Comment célébrer les trente ans du suffrage féminin en Suisse? Pour les nombreuses Suissesses qui ont vu le jour depuis le 7 février 1971 dans un monde où elles n'étaient plus des citoyennes de seconde zone, c'est la préhistoire. A celles et ceux qui les ont suivis, les antiques débats qui l'ont précédée tout au long du siècle ont laissé un souvenir mêlé d'amertume et d'embarras: pourquoi raviver les insultes et le ridicule de campagnes pour le «non» que plus personne aujourd'hui ne voudrait assumer? Et surtout, le suffrage féminin aujourd'hui ne mérite plus la plus petite dépense d'encre ou de salive.

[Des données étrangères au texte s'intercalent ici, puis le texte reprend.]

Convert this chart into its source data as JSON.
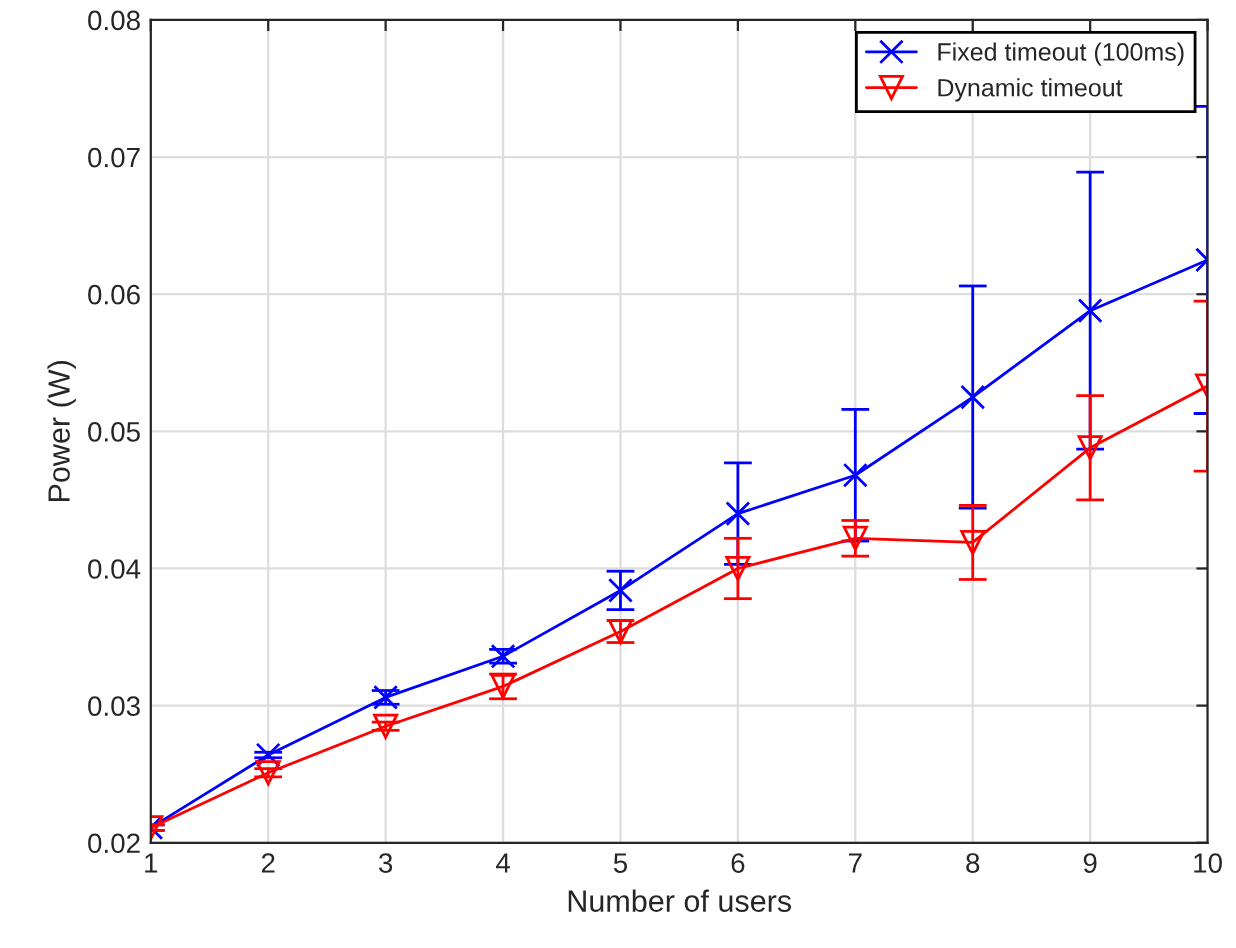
{
  "chart_data": {
    "type": "line",
    "xlabel": "Number of users",
    "ylabel": "Power (W)",
    "x": [
      1,
      2,
      3,
      4,
      5,
      6,
      7,
      8,
      9,
      10
    ],
    "series": [
      {
        "name": "Fixed timeout (100ms)",
        "color": "#0000ff",
        "marker": "cross",
        "values": [
          0.0211,
          0.0264,
          0.0306,
          0.0336,
          0.0384,
          0.044,
          0.0468,
          0.0525,
          0.0588,
          0.0625
        ],
        "errors": [
          0.0002,
          0.0002,
          0.0005,
          0.0005,
          0.0014,
          0.0037,
          0.0048,
          0.0081,
          0.0101,
          0.0112
        ]
      },
      {
        "name": "Dynamic timeout",
        "color": "#ff0000",
        "marker": "triangle",
        "values": [
          0.0211,
          0.0251,
          0.0285,
          0.0314,
          0.0354,
          0.04,
          0.0422,
          0.0419,
          0.0488,
          0.0533
        ],
        "errors": [
          0.0002,
          0.0003,
          0.0003,
          0.0009,
          0.0008,
          0.0022,
          0.0013,
          0.0027,
          0.0038,
          0.0062
        ]
      }
    ],
    "xlim": [
      1,
      10
    ],
    "xticks": [
      1,
      2,
      3,
      4,
      5,
      6,
      7,
      8,
      9,
      10
    ],
    "ylim": [
      0.02,
      0.08
    ],
    "yticks": [
      0.02,
      0.03,
      0.04,
      0.05,
      0.06,
      0.07,
      0.08
    ],
    "grid": true,
    "legend": "top right",
    "line_style": "solid"
  }
}
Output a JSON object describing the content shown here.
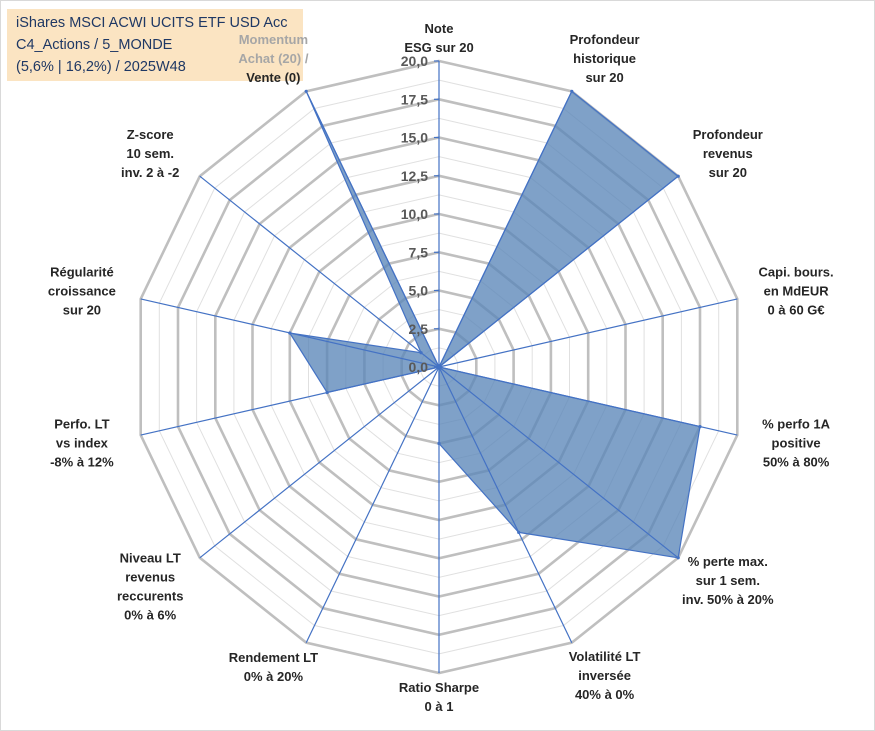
{
  "title": {
    "line1": "iShares MSCI ACWI UCITS ETF USD Acc",
    "line2": "C4_Actions / 5_MONDE",
    "line3": "(5,6% | 16,2%) / 2025W48"
  },
  "colors": {
    "fill": "#5b87b8",
    "stroke": "#4472c4",
    "ring": "#bfbfbf",
    "minor_ring": "#e0e0e0",
    "title_bg": "#fbe4c2",
    "title_text": "#1f3864",
    "momentum_highlight": "#a6a6a6"
  },
  "chart_data": {
    "type": "radar",
    "axes": [
      {
        "lines": [
          "Note",
          "ESG sur 20"
        ]
      },
      {
        "lines": [
          "Profondeur",
          "historique",
          "sur 20"
        ]
      },
      {
        "lines": [
          "Profondeur",
          "revenus",
          "sur 20"
        ]
      },
      {
        "lines": [
          "Capi. bours.",
          "en MdEUR",
          "0 à 60 G€"
        ]
      },
      {
        "lines": [
          "% perfo 1A",
          "positive",
          "50% à 80%"
        ]
      },
      {
        "lines": [
          "% perte max.",
          "sur 1 sem.",
          "inv. 50% à 20%"
        ]
      },
      {
        "lines": [
          "Volatilité LT",
          "inversée",
          "40% à 0%"
        ]
      },
      {
        "lines": [
          "Ratio Sharpe",
          "0 à 1"
        ]
      },
      {
        "lines": [
          "Rendement LT",
          "0% à 20%"
        ]
      },
      {
        "lines": [
          "Niveau LT",
          "revenus",
          "reccurents",
          "0% à 6%"
        ]
      },
      {
        "lines": [
          "Perfo. LT",
          "vs index",
          "-8% à 12%"
        ]
      },
      {
        "lines": [
          "Régularité",
          "croissance",
          "sur 20"
        ]
      },
      {
        "lines": [
          "Z-score",
          "10 sem.",
          "inv. 2 à -2"
        ]
      },
      {
        "lines": [
          "Momentum",
          "Achat (20) /",
          "Vente (0)"
        ],
        "highlight_lines": [
          0,
          1
        ]
      }
    ],
    "values": [
      0,
      20,
      20,
      0,
      17.5,
      20,
      12,
      5,
      0,
      0,
      7.5,
      10,
      1.5,
      20
    ],
    "ylim": [
      0,
      20
    ],
    "ticks": [
      "0,0",
      "2,5",
      "5,0",
      "7,5",
      "10,0",
      "12,5",
      "15,0",
      "17,5",
      "20,0"
    ],
    "grid": true
  }
}
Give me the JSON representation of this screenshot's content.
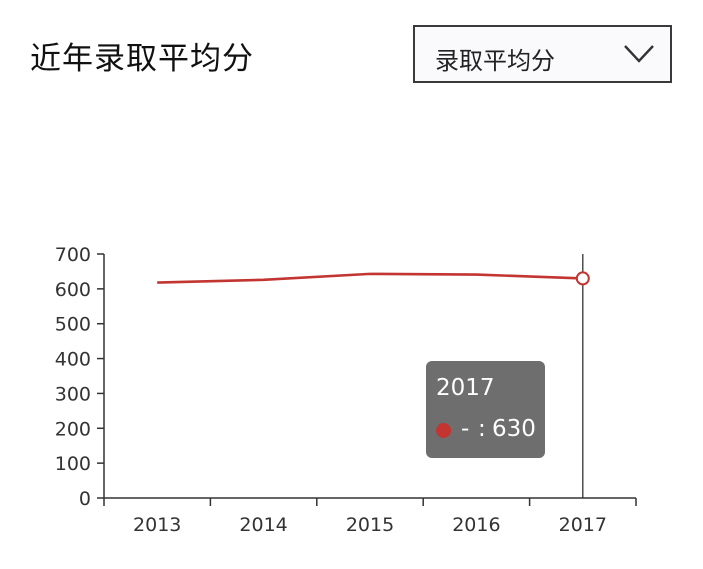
{
  "header": {
    "title": "近年录取平均分"
  },
  "selector": {
    "value": "录取平均分",
    "icon": "chevron-down-icon"
  },
  "chart_data": {
    "type": "line",
    "categories": [
      "2013",
      "2014",
      "2015",
      "2016",
      "2017"
    ],
    "series": [
      {
        "values": [
          618,
          626,
          643,
          641,
          630
        ]
      }
    ],
    "ylim": [
      0,
      700
    ],
    "yticks": [
      "0",
      "100",
      "200",
      "300",
      "400",
      "500",
      "600",
      "700"
    ],
    "grid": false,
    "line_color": "#c23531",
    "highlighted_category": "2017"
  },
  "tooltip": {
    "title": "2017",
    "series_name": "-",
    "separator": ":",
    "value": "630"
  }
}
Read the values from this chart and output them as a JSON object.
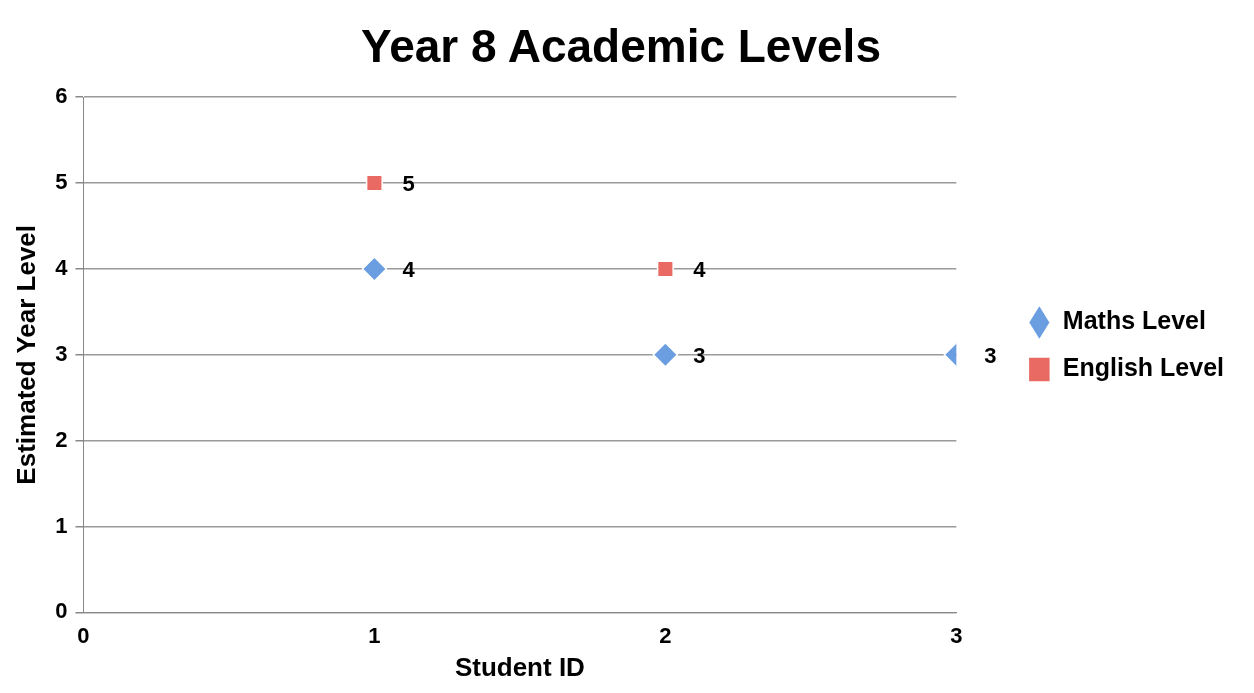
{
  "chart_data": {
    "type": "scatter",
    "title": "Year 8 Academic Levels",
    "xlabel": "Student ID",
    "ylabel": "Estimated Year Level",
    "xlim": [
      0,
      3
    ],
    "xticks": [
      0,
      1,
      2,
      3
    ],
    "ylim": [
      0,
      6
    ],
    "yticks": [
      0,
      1,
      2,
      3,
      4,
      5,
      6
    ],
    "grid": "y",
    "legend": "right",
    "data_labels": true,
    "series": [
      {
        "name": "Maths Level",
        "color": "#6a9ee0",
        "marker": "diamond",
        "x": [
          1,
          2,
          3
        ],
        "values": [
          4,
          3,
          3
        ]
      },
      {
        "name": "English Level",
        "color": "#e86a63",
        "marker": "square",
        "x": [
          1,
          2
        ],
        "values": [
          5,
          4
        ]
      }
    ]
  }
}
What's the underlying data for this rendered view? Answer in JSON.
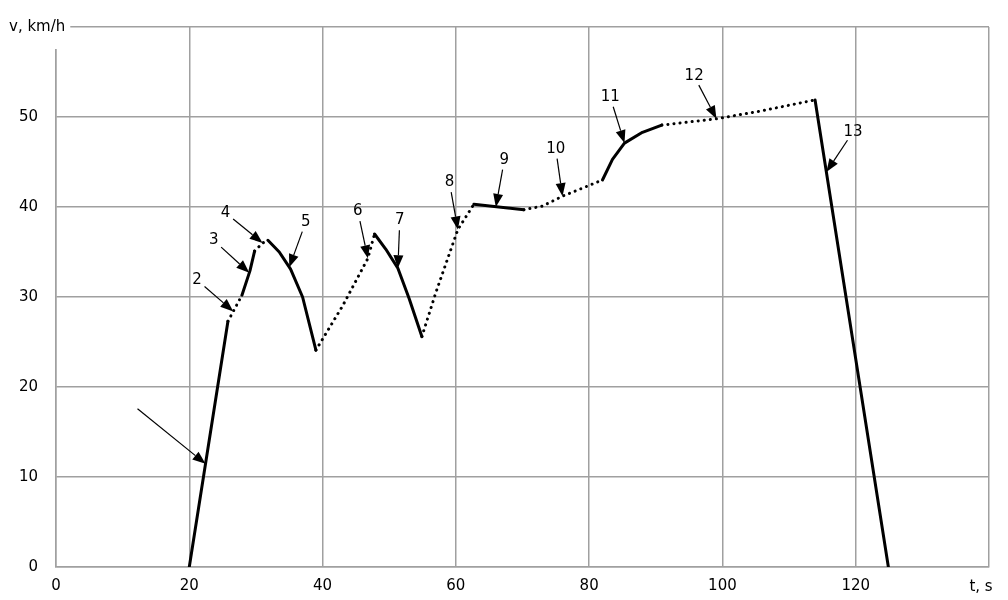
{
  "chart_data": {
    "type": "line",
    "xlabel": "t, s",
    "ylabel": "v, km/h",
    "xlim": [
      0,
      140
    ],
    "xticks": [
      0,
      20,
      40,
      60,
      80,
      100,
      120,
      {
        "value": 140,
        "label": null
      }
    ],
    "ylim": [
      0,
      60
    ],
    "yticks": [
      0,
      10,
      20,
      30,
      40,
      50,
      {
        "value": 60,
        "label": null
      }
    ],
    "grid": true,
    "legend": false,
    "marker": "none",
    "series": [
      {
        "color": "#000000",
        "line_style": "solid",
        "x": [
          20,
          25.8
        ],
        "values": [
          0,
          27.3
        ]
      },
      {
        "color": "#000000",
        "line_style": "dotted",
        "x": [
          25.8,
          27.9
        ],
        "values": [
          27.3,
          30.2
        ]
      },
      {
        "color": "#000000",
        "line_style": "solid",
        "x": [
          27.9,
          29.1,
          29.8
        ],
        "values": [
          30.2,
          32.9,
          35.1
        ]
      },
      {
        "color": "#000000",
        "line_style": "dotted",
        "x": [
          29.8,
          31,
          31.8
        ],
        "values": [
          35.1,
          36,
          36.3
        ]
      },
      {
        "color": "#000000",
        "line_style": "solid",
        "x": [
          31.8,
          33.5,
          35.2,
          37,
          39
        ],
        "values": [
          36.3,
          35,
          33.1,
          30,
          24.1
        ]
      },
      {
        "color": "#000000",
        "line_style": "dotted",
        "x": [
          39,
          43,
          46.8,
          47.8
        ],
        "values": [
          24.1,
          29,
          34.3,
          37
        ]
      },
      {
        "color": "#000000",
        "line_style": "solid",
        "x": [
          47.8,
          49.5,
          51.3,
          53,
          54.9
        ],
        "values": [
          37,
          35.3,
          33.2,
          29.8,
          25.6
        ]
      },
      {
        "color": "#000000",
        "line_style": "dotted",
        "x": [
          54.9,
          57,
          60.3,
          62.7
        ],
        "values": [
          25.6,
          30.5,
          37.5,
          40.3
        ]
      },
      {
        "color": "#000000",
        "line_style": "solid",
        "x": [
          62.7,
          70.2
        ],
        "values": [
          40.3,
          39.7
        ]
      },
      {
        "color": "#000000",
        "line_style": "dotted",
        "x": [
          70.2,
          73,
          76,
          82
        ],
        "values": [
          39.7,
          40.1,
          41.2,
          43
        ]
      },
      {
        "color": "#000000",
        "line_style": "solid",
        "x": [
          82,
          83.5,
          85.3,
          88,
          90.9
        ],
        "values": [
          43,
          45.3,
          47.1,
          48.3,
          49.1
        ]
      },
      {
        "color": "#000000",
        "line_style": "dotted",
        "x": [
          90.9,
          99.1,
          106,
          113.9
        ],
        "values": [
          49.1,
          49.8,
          50.7,
          51.9
        ]
      },
      {
        "color": "#000000",
        "line_style": "solid",
        "x": [
          113.9,
          124.9
        ],
        "values": [
          51.9,
          0
        ]
      }
    ],
    "annotations": [
      {
        "text": "2",
        "x": 26.6,
        "y": 28.4
      },
      {
        "text": "3",
        "x": 29,
        "y": 32.7
      },
      {
        "text": "4",
        "x": 31,
        "y": 36
      },
      {
        "text": "5",
        "x": 35,
        "y": 33.3
      },
      {
        "text": "6",
        "x": 46.8,
        "y": 34.3
      },
      {
        "text": "7",
        "x": 51.3,
        "y": 33.2
      },
      {
        "text": "8",
        "x": 60.3,
        "y": 37.5
      },
      {
        "text": "9",
        "x": 66,
        "y": 40
      },
      {
        "text": "10",
        "x": 76,
        "y": 41.2
      },
      {
        "text": "11",
        "x": 85.3,
        "y": 47.1
      },
      {
        "text": "12",
        "x": 99.1,
        "y": 49.8
      },
      {
        "text": "13",
        "x": 115.6,
        "y": 43.9
      }
    ]
  }
}
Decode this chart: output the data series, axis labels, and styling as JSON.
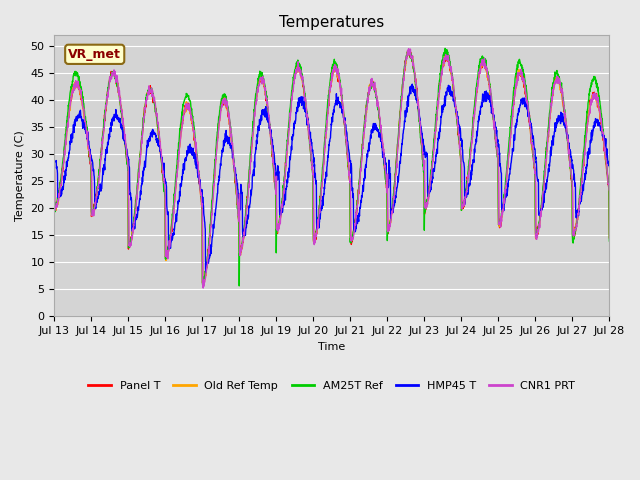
{
  "title": "Temperatures",
  "xlabel": "Time",
  "ylabel": "Temperature (C)",
  "ylim": [
    0,
    52
  ],
  "yticks": [
    0,
    5,
    10,
    15,
    20,
    25,
    30,
    35,
    40,
    45,
    50
  ],
  "x_labels": [
    "Jul 13",
    "Jul 14",
    "Jul 15",
    "Jul 16",
    "Jul 17",
    "Jul 18",
    "Jul 19",
    "Jul 20",
    "Jul 21",
    "Jul 22",
    "Jul 23",
    "Jul 24",
    "Jul 25",
    "Jul 26",
    "Jul 27",
    "Jul 28"
  ],
  "series": [
    {
      "name": "Panel T",
      "color": "#ff0000",
      "lw": 1.0
    },
    {
      "name": "Old Ref Temp",
      "color": "#ffa500",
      "lw": 1.0
    },
    {
      "name": "AM25T Ref",
      "color": "#00cc00",
      "lw": 1.0
    },
    {
      "name": "HMP45 T",
      "color": "#0000ff",
      "lw": 1.0
    },
    {
      "name": "CNR1 PRT",
      "color": "#cc44cc",
      "lw": 1.0
    }
  ],
  "annotation_text": "VR_met",
  "bg_color": "#e8e8e8",
  "plot_bg_color": "#d4d4d4",
  "grid_color": "#f0f0f0",
  "title_fontsize": 11,
  "axis_fontsize": 8,
  "tick_fontsize": 8,
  "legend_fontsize": 8,
  "daily_mins": [
    20,
    19,
    13,
    11,
    6,
    12,
    16,
    14,
    14,
    16,
    20,
    20,
    17,
    15,
    15
  ],
  "daily_maxs": [
    43,
    45,
    42,
    39,
    40,
    44,
    46,
    46,
    43,
    49,
    48,
    47,
    45,
    44,
    41
  ],
  "daily_mins_green": [
    20,
    19,
    13,
    11,
    6,
    12,
    16,
    14,
    14,
    16,
    20,
    20,
    17,
    15,
    14
  ],
  "daily_maxs_green": [
    45,
    45,
    42,
    41,
    41,
    45,
    47,
    47,
    43,
    49,
    49,
    48,
    47,
    45,
    44
  ],
  "daily_mins_blue": [
    22,
    21,
    16,
    13,
    9,
    15,
    19,
    17,
    16,
    19,
    23,
    22,
    20,
    19,
    19
  ],
  "daily_maxs_blue": [
    37,
    37,
    34,
    31,
    33,
    38,
    40,
    40,
    35,
    42,
    42,
    41,
    40,
    37,
    36
  ]
}
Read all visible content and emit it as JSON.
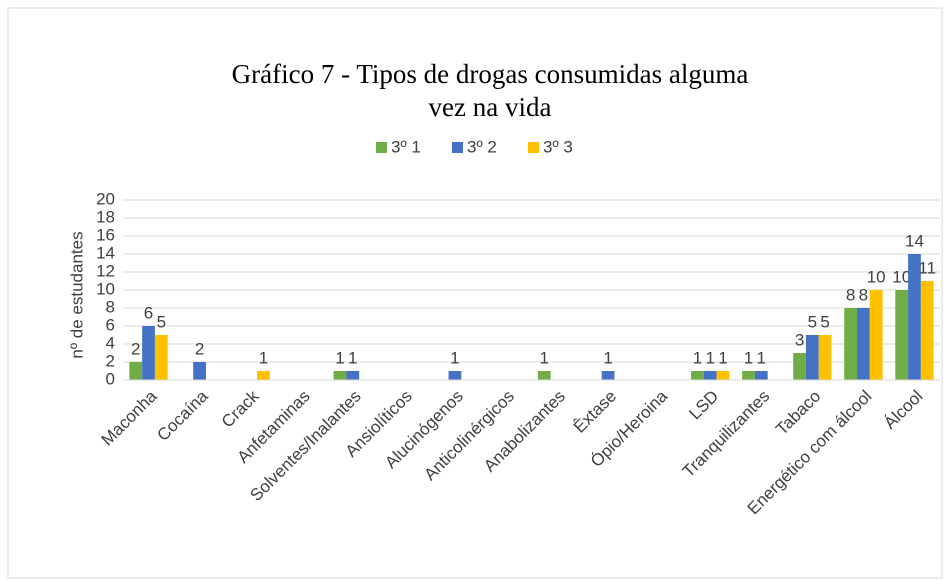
{
  "chart_data": {
    "type": "bar",
    "title": "Gráfico 7 - Tipos de drogas consumidas alguma vez na vida",
    "y_label": "nº de estudantes",
    "categories": [
      "Maconha",
      "Cocaína",
      "Crack",
      "Anfetaminas",
      "Solventes/Inalantes",
      "Ansiolíticos",
      "Alucinógenos",
      "Anticolinérgicos",
      "Anabolizantes",
      "Êxtase",
      "Ópio/Heroina",
      "LSD",
      "Tranquilizantes",
      "Tabaco",
      "Energético com álcool",
      "Álcool"
    ],
    "series": [
      {
        "name": "3º 1",
        "color": "#70ad47",
        "values": [
          2,
          null,
          null,
          null,
          1,
          null,
          null,
          null,
          1,
          null,
          null,
          1,
          1,
          3,
          8,
          10
        ]
      },
      {
        "name": "3º 2",
        "color": "#4472c4",
        "values": [
          6,
          2,
          null,
          null,
          1,
          null,
          1,
          null,
          null,
          1,
          null,
          1,
          1,
          5,
          8,
          14
        ]
      },
      {
        "name": "3º 3",
        "color": "#ffc000",
        "values": [
          5,
          null,
          1,
          null,
          null,
          null,
          null,
          null,
          null,
          null,
          null,
          1,
          null,
          5,
          10,
          11
        ]
      }
    ],
    "ylim": [
      0,
      20
    ],
    "yticks": [
      0,
      2,
      4,
      6,
      8,
      10,
      12,
      14,
      16,
      18,
      20
    ],
    "grid": true,
    "legend": "top"
  }
}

Les femmes votent, et alors?

Discussions et empoignades autour du suffrage, toutefois, ne se sont pas arrêtées à cette date historique. Le 24 septembre dernier, les Neuchâtelois ont plébiscité une Constitution cantonale qui octroie le droit de vote aux étrangers établis depuis au moins cinq ans dans le canton. Le 4 mars, les Genevois devront dire pour la deuxième fois en onze ans s'ils sont prêts à accorder le droit de vote et l'éligibilité au plan communal aux étrangers établis depuis au moins huit ans dans le canton. Deux épisodes, pas entièrement isolés, d'un débat qui court en Suisse depuis la création en 1979 d'un vingt-cinquième canton, le Jura, qui a d'emblée inclus les étrangers établis parmi les électeurs au niveau municipal.

Aucun rapport entre les deux combats, fera valoir les opposants à un nouvel élargissement du droit de vote. L'introduction du suffrage féminin ne modifiait pas la géographie fondamentale d'un corps électoral composé uniquement de citoyens. En ouvrant les isoloirs aux étrangers, c'est un groupe beaucoup plus aléatoire que nous associerions aux décisions qui nous concernent tous. Les femmes – c'était d'ailleurs un argument pour leur refuser l'accès aux urnes – n'ont pas d'intérêts fondamentalement différents de ceux des hommes qui les entourent. Les étrangers, même établis, conservent des liens avec des communautés autres aux visions du monde parfois divergentes.

Et pourtant, à y regarder de plus près, que de similitudes! Les camps, d'abord: à gauche, l'ouverture, voire le volontarisme. A droite, un paysage fait de prudence et de crispation malgré la présence de quelques courageux pionniers. Les premiers pas se font comme par hasard dans les mêmes cantons: Vaud, Neuchâtel et Genève ont été les premiers à accorder le droit de vote aux femmes sur le plan cantonal, Neuchâtel l'a déjà accordé aux étrangers (comme le Jura, mais il n'existait pas en 1971), Genève en discute et la future Constitution vaudoise le prévoit… Certains arguments ne sont pas transposables, comme la nécessité invoquée naguère de protéger les femmes et la famille de la souillure politique. Mais beaucoup se recoupent: l'idée que le droit de vote est la contrepartie d'un service (de préférence armé) rendu à la patrie court toutes les campagnes sur le droit de vote des femmes et on le retrouve en filigrane chez ceux qui opposent aujourd'hui naturalisation facilitée à droit de vote élargi. De même, les spéculations sans fin – et sans fondement – sur le risque de gauchissement de la volonté populaire: les femmes étaient suspectes de voter, au choix, comme les rouges ou comme les curés, les étrangers sont soupçonnés d'avoir des idées sociales dangereusement avancées ou résolument rétrogrades… Bref: c'est à l'aune de la même représentation fantasmatique d'une Suisse immuable que sont jugés les deux projets.

Avec l'avantage du recul dont nous bénéficions en la matière, qu'a donc changé le suffrage féminin? Qu'on s'en réjouisse ou qu'on le déplore, il faut constater que les femmes n'ont pas transformé la politique au-delà des quelques avantages partisans glanés ici ou là grâce à l'«effet femme». Mais le statut des femmes a évolué, au moins dans notre imaginaire. L'égalité – encore imparfaite – dont elles bénéficient est devenue une valeur fondamentale dont nous nous prévalons désormais sans complexes à l'égard, par exemple, du monde musulman. Grâce aux femmes qui ont accédé à la magistrature politique et judiciaire, en outre, le pouvoir a désormais un visage féminin. Et personne ou presque n'envisage de refaire le chemin parcouru en sens inverse. Au vu des expériences déjà menées en la matière, c'est la même banalisation qui semble devoir attendre, le jour où il sera consacré, le vote des étrangers. Et sans doute est-ce très exactement ce qui terrifie ses opposants: une modification si fondamentale de notre identité citoyenne que nous pourrons dire, demain: les étrangers votent, et alors?